The glow reflects off her cheekbones as she answers.

“This is Valaria.”

Pause.

Then—

She goes still. Her spine straightens. Her eyes lose all softness. Every part of her switches to lockdown mode—the agent mask she wears when the world goes sideways.

“No. That’s not possible. That facility was shut down.”

She ends the call.

Then she looks at me. Voice steady. Low.

“What’s going on?” I ask. “Who?”

“You’re not the only one with an inside track.”

She holds my gaze.

“Tell me. You know I’ll do anything for you.”

“They found something in the ruins of the southern compound.”

“Found what?”

She swallows. When she speaks, it’s almost too quiet to hear.

“My name.”

A long silence falls between us.

“Just your name?” I ask, though I already know the answer.

“No. An archived file turned up in my mailbox.” She moves quickly, grabbing her coat. “Redacted but traceable. Cross-referenced with something I never submitted.”

“Which means someone submitted it for you.”

She nods, jaw tight. “Someone with access. Someone who wanted me to see it.”

She pauses at the door. “Someone who knew exactly where I’d be—and when.”

My blood turns to ice.

I had hoped she would never find that file.

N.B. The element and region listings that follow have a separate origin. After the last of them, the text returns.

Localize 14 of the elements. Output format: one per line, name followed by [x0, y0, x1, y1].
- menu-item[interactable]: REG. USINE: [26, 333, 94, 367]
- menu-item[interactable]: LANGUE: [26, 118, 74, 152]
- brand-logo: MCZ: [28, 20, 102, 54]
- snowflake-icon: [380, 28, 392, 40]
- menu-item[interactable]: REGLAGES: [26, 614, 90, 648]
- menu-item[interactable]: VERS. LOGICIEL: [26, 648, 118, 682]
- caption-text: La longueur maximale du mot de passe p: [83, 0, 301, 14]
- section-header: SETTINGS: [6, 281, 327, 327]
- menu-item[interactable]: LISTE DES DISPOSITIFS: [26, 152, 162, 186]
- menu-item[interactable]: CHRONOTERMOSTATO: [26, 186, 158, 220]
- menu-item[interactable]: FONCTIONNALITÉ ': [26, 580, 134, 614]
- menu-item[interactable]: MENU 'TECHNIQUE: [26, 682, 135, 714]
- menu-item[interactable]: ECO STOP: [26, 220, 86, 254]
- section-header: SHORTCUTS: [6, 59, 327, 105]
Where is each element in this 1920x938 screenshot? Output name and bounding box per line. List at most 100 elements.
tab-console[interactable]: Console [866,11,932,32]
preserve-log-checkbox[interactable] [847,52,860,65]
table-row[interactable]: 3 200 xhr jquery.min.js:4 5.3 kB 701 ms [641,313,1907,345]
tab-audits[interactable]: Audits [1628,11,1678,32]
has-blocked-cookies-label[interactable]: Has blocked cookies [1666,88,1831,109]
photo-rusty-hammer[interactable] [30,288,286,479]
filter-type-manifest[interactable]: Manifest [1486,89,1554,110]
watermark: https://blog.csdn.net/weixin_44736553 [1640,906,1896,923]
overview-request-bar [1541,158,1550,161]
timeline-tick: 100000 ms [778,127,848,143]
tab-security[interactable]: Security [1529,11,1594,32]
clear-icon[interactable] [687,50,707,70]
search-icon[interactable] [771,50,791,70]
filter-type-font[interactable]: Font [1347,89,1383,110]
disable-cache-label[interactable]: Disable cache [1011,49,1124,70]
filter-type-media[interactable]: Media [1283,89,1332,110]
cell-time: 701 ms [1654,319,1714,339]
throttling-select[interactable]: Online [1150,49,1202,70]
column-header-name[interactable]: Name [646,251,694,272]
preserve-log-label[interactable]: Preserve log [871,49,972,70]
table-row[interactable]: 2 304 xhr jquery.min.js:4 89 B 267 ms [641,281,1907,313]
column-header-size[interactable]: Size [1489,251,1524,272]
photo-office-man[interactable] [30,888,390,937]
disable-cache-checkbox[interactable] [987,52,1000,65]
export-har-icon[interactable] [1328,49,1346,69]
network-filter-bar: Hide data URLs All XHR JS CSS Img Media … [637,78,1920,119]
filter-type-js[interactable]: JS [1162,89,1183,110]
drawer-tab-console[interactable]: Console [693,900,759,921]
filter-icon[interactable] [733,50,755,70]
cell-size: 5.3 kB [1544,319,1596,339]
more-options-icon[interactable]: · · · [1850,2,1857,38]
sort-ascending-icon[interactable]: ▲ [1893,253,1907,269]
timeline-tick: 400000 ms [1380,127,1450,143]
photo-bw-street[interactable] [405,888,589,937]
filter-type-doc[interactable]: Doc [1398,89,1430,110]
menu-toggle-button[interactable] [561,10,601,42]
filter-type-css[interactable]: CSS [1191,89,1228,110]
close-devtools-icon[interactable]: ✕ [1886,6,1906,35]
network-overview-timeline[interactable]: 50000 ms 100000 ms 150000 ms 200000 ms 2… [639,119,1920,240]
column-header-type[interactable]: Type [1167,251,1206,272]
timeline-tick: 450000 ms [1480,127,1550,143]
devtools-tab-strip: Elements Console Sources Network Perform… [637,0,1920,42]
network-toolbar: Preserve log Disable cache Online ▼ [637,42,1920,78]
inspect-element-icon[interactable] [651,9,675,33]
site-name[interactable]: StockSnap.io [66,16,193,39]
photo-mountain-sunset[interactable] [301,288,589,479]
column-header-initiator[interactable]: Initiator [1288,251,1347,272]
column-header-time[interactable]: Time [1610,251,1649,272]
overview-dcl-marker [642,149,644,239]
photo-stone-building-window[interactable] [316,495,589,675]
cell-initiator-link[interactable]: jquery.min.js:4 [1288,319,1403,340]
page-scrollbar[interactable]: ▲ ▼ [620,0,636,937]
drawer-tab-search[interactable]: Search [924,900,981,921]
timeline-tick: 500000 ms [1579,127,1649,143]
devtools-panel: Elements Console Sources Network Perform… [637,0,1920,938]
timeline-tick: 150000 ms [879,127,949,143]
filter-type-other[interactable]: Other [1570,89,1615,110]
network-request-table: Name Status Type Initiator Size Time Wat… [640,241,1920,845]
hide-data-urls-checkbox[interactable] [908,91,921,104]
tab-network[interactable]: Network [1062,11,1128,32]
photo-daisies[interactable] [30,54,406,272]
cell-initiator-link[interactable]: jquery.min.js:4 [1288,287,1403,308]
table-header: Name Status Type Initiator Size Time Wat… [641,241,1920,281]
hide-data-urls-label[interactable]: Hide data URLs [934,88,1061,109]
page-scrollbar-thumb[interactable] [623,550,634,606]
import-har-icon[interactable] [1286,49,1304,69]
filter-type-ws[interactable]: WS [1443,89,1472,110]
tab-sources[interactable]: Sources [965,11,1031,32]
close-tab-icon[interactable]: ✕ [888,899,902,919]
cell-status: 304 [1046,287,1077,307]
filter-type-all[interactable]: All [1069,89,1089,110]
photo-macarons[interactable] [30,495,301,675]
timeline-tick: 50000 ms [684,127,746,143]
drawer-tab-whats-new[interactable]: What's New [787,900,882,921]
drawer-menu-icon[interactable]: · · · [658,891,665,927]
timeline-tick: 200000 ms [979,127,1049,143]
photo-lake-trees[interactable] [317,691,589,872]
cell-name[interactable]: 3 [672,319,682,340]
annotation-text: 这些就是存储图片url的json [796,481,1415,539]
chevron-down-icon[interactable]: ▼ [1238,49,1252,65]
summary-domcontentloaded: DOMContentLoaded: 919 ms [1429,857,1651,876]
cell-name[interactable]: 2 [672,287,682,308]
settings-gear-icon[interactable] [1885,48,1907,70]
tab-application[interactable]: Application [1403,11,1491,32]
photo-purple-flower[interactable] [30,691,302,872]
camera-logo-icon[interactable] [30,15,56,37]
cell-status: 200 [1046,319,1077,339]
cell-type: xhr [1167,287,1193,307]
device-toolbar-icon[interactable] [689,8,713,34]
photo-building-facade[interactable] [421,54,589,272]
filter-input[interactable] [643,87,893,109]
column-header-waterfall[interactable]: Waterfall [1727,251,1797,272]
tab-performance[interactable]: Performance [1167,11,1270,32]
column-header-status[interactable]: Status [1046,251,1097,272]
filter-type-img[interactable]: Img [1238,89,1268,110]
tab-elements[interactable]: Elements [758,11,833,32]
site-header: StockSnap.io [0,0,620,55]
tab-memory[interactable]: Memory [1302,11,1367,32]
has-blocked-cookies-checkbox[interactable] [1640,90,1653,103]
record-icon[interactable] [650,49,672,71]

Not because I wanted to keep it from her—but because I knew what it would do to her. To us. The moment her name appeared in connection with the southern compound, the clock started ticking. Whoever planted it knew what they were doing.

Someone wants her dead.

Someone else wants her back—alive.

She doesn’t know the rest. Not yet.

She doesn’t know that I saw the file weeks ago and tried to destroy it. I thought I could shield her from it. Keep it quiet. Bury it like all the other things I’ve done to protect her.

But secrets don’t stay buried in our world.

There’s another file she hasn’t seen. There’s more. She can’t walk in blind. She needs to see the one flagged as “burned evidence” in the official report.

“Val, wait. There’s something else.”

I pull up the other file. She scans it.

“You knew this?”

I nod. The look in her eyes. A mixture of hatred and fear. Fear of me. If she slaps me, I deserve it.

“I wanted to protect you.”

Her eyes flicker. Soften a fraction.

“I need loyalty, not protection—I need your absolute loyalty.”

“You have it.”

She moves through the room like a soldier now—focused, sharp, unreachable. That folder didn’t just reopen a case. It reopened her wounds. And I’m the one who handed her the scalpel.

I want to stop her. To make her look at me and remember. But the moment’s gone.

Whatever we were building just got hit by a classified freight train.

And I don’t know if there will be anything left to salvage in the wreckage.

Not unless I tell her everything.

Even the part that could break us. That she was built for a purpose. About the encryption string that can only be unlocked with her retinal scan. And the biometric fragment in her that matches her mother’s DNA.

“Val..wait a sec. You have my loyalty, my blood, my bones, but there is more.”

Her eyes go glassy, the way they do when she’s bracing for the truth, she can’t unhear. Beneath the frost, there’s a flicker—raw and wounded—as if some last, fragile hope has given up.

I tell her everything I know. She can’t go in blind.